Risk management in public private partnership (PPP) projects has been researched extensively in various countries. However, research concerning developing countries is inadequate, especially in regard to a specific PPP arrangement. This study was conducted in Vietnam, where many transportation projects are financed by the build operate transfer (BOT) model. The aim of the study is to enhance risk management in Vietnam.
The research was designed sequentially, using a mixed method that emphasised the quantitative approach rather than the qualitative approach. The research included three main phases to achieve the research aim and objectives: a systematic literature review (SLR), interviews and a questionnaire survey. The aim of the SLR was to identify and classify risks related to PPP transportation projects throughout the world. Interviews were employed to refine the risk list and the risk breakdown structure (RBS) established in the previous phase of the study to fit within the specific context of a developing country, such as Vietnam. Lastly, a questionnaire survey was conducted to investigate the risk perception of stakeholders. Qualitative data analysis and quantitative data analysis were performed using NVivo and SPSS software respectively to answer the research questions.
A comprehensive risk list including 86 risks associated with PPP transportation projects and an RBS that classified risks mainly according to the projects' life cycle phases were established following the SLR. Through interviews, the list of risks was refined to a final list of 40 risks applicable to BOT transportation projects in Vietnam. Descriptive statistical analysis resulted in the priority of 40 risks regarding the probability of occurrence (P), the severity of impact of risks (I) and the significance of risks (RS). The top five most significant risks in BOT transportation projects in Vietnam were 'Problems with land acquisition and compensation', 'Inappropriate location of toll booths', 'Public resistance to pay', 'Lack of cash flow' and 'High toll rate'. In addition, inferential statistical analysis showed no significant differences in the risk perception of the public and private sectors, except for the risk of 'Lack of cash flow'. Frequency analysis showed the result of the best management sector, in which the majority of risks were ambiguous in terms of the management sector reference. A catalogue of risk allocation recommendations was built based on this reference, which focuses on the management capability of sectors.
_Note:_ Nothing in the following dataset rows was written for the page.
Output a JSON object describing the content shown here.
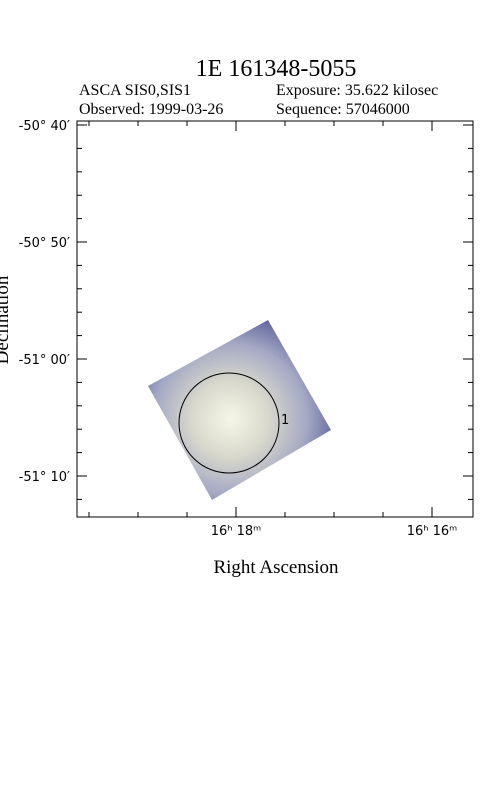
{
  "title": "1E 161348-5055",
  "info": {
    "instrument": "ASCA SIS0,SIS1",
    "exposure": "Exposure: 35.622 kilosec",
    "observed": "Observed: 1999-03-26",
    "sequence": "Sequence: 57046000"
  },
  "axes": {
    "x_label": "Right Ascension",
    "y_label": "Declination",
    "x_ticks": [
      "16ʰ 18ᵐ",
      "16ʰ 16ᵐ"
    ],
    "y_ticks": [
      "-50° 40′",
      "-50° 50′",
      "-51° 00′",
      "-51° 10′"
    ]
  },
  "regions": [
    {
      "label": "1"
    }
  ]
}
Finally, a latent structure of risks was explored through factor analysis, resulting in seven main factors.
The outcomes of the research are risk rankings, the structure of risks in BOT transportation projects and a catalogue of risk allocation recommendations that contribute to the body of knowledge on enhancing risk management in BOT transportation projects in developing countries. For academics, the research provides avenues for comparative studies with similar emerging economies in the CIVETS (Colombia, Indonesia, Vietnam, Egypt, Turkey and South Africa) group. For practitioners in PPPs, the research provides useful information to assist stakeholders in their decision-making when participating in BOT transportation projects as well as in negotiations to include appropriate risk allocation strategies in BOT contracts. In addition, the study can assist the Vietnamese government to establish suitable policies and frameworks to enhance project performance.